Heat pipe, what is that? besides being a potential nickname for penis, it is a technology used as a more effective heat sink.

The theory of operation is rather simple and explained in length on Wikipedia, but the 101 version is this:

As we all know from physics, changing state of matter require more energy than just heating / cooling 1 degree C in the same state. This is the reason why heat pipes works so well.

Please note, that no heat / energy by magic disappears, it is just relocated.
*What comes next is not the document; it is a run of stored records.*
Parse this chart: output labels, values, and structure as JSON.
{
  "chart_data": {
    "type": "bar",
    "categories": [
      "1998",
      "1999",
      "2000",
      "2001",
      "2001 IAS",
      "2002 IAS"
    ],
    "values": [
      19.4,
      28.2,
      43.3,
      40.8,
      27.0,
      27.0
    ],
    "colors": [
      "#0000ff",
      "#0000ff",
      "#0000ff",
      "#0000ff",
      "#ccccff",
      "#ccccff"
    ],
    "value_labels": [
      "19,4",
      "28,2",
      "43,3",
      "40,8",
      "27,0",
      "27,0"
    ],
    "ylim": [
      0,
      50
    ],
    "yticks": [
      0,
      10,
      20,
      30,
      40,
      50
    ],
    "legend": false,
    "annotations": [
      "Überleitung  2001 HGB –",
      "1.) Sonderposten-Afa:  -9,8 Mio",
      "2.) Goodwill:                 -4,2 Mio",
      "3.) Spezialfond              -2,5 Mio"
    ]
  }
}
In this case, it is just moved away from the source to a remote and usually bigger place to dissipate to the surroundings.


Practical application

One obvious place to use this technology, besides your fridge, is the cooling of laptop CPU's.
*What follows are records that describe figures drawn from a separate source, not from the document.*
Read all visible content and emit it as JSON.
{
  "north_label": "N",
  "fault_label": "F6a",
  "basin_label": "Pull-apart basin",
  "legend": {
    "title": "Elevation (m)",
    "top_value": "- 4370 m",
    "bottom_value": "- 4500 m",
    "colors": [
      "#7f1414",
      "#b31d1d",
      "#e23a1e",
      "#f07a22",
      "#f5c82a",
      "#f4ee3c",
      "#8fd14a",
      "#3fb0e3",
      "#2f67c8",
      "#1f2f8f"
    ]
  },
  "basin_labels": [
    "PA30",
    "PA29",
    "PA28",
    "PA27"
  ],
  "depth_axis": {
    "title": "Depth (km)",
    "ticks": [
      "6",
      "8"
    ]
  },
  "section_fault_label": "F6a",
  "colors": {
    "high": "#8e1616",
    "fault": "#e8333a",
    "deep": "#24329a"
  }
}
The size and layout of a laptop means the CPU is located in a tight place and room for a fan on top of the CPU is a luxury that we just cannot afford, thus heat pipes on a flat heat sink is ideal, move the heat horizontal and quick out to the side and let a fan, placed at the same horizontal level as the motherboard/CPU, deal with the heat in the heat sink by means of lovely fresh cold air from just outside the nimble fan-grill on the side of the laptop.

You know the place, the place where you placed your once cold Coca Cola and never your coffee.


When shit and not heat hits the fan

In the old days, when PC's ran hot, it was just from clogging up with dust in the heat sink and/or fan or a faulty fan, but heat pipes pose a new problem:

They can leak....

This is what happened to my Thinkpad T42, CPU was running hot, in fact it would reach 90 C when CPU load was 100% for more than 5 min, causing a shutdown.

Several things was tried. Cleaning the heat sink, applying new thermal compound (twice), nothing helped.

I took the chance and got a cheep and brand new heat sink for the T42 off eBay.


Measurements

What would this wiki be without measurements?

Setup: The laptop with a fresh Debian 7.3 with GNOME 3.4.2 desktop. Fraqtive + X-sensors installed

Test method: 100% CPU Load until stable temperatures are seen, loading done with generating fractals in Fraqtive, pretty loading in more than one way. Temperature + fan-speed monitored with X-sensors. First 100% load, then let it sit in idle until temperature stops dropping.

Old heat sink:

100% load = 86 C, 4273 RPM. - note that test was terminated before Linux reboots at 90 C, it will go pass 90 C.

Idle = 40 C, 3579 RPM.

New heat sink:

100% load = 70 C, 3573 RPM, stable readout and nice fractal.

Idle = 37 C, 2965 RPM. - from time to time, the CPU fan switch off fully.


Conclusion

It is somewhat interesting, that the idle temperatures are almost identical, with a bit higher fan-speed, perhaps this show a lower limit for the liquid in the heat pipes. During load there is no doubt the heat pipes are working and they were indeed faulty in the old heat sink, 20 C / 29% lower temperature with lower fan speed, impressive.

I have yet to find a way to tell if a heat pipe is dead, the gas/liquid cant be heard or measured, but perhaps low idle temperatures and high load temperatures are indeed the indicator.